Nasıl yaşanması gerektiğini bilmek
Bu soru cevapsız kaldığında, insan rüzgârda savrulan yaprak gibi olur. Gün gelir, bir kalabalığın içinde kaybolur; gün gelir, kendi sesini bile duyamaz hale gelir. Ama bu soruya net ve sarsılmaz bir cevap bulunduğunda, hayat bir yön kazanır. Karar, kararlılığa dönüşür. Rastgele yaşamak, yerini amaçlı yaşamaya bırakır.

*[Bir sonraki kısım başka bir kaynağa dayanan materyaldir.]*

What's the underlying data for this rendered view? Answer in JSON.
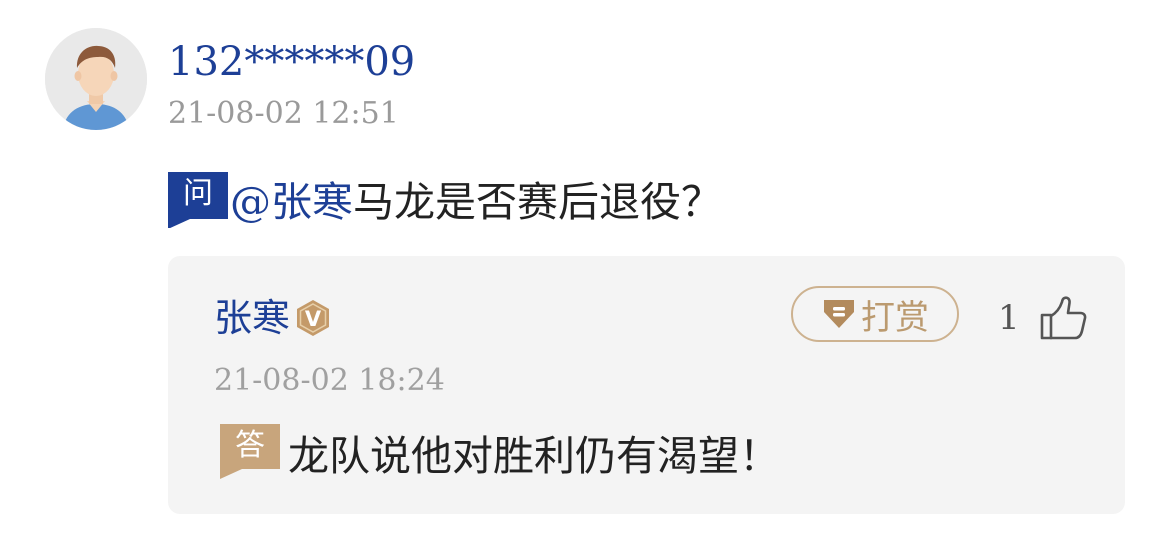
{
  "comment": {
    "user": {
      "name": "132******09",
      "avatar_icon": "default-user-avatar"
    },
    "time": "21-08-02 12:51",
    "question": {
      "badge": "问",
      "mention": "@张寒",
      "text": "马龙是否赛后退役？"
    }
  },
  "answer": {
    "name": "张寒",
    "verified_badge": "V",
    "reward_label": "打赏",
    "like_count": "1",
    "time": "21-08-02 18:24",
    "badge": "答",
    "text": "龙队说他对胜利仍有渴望！"
  },
  "colors": {
    "link_blue": "#1d3f96",
    "question_badge": "#1d3f96",
    "answer_badge": "#c8a57c",
    "verified_badge": "#c49a69",
    "reward_border": "#cdb290",
    "card_background": "#f4f4f4",
    "timestamp": "#9a9a9a"
  }
}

Devrimci için bu cevap, sadece kişisel bir anlam taşımaz. Bu, halkın onuru, özgürlüğü ve geleceğiyle doğrudan bağlantılıdır. Çünkü devrimci, kendini yalnızca bireysel varoluşla sınırlamaz. O, halkının tarihiyle yoğrulmuş, mazlumların sesiyle büyümüş ve köleliğe başkaldıran bir vicdanın taşıyıcısıdır. Hayatı bu bağlamda anlamlandırdığında, artık yaşamak bir seçim değil, bir görevdir.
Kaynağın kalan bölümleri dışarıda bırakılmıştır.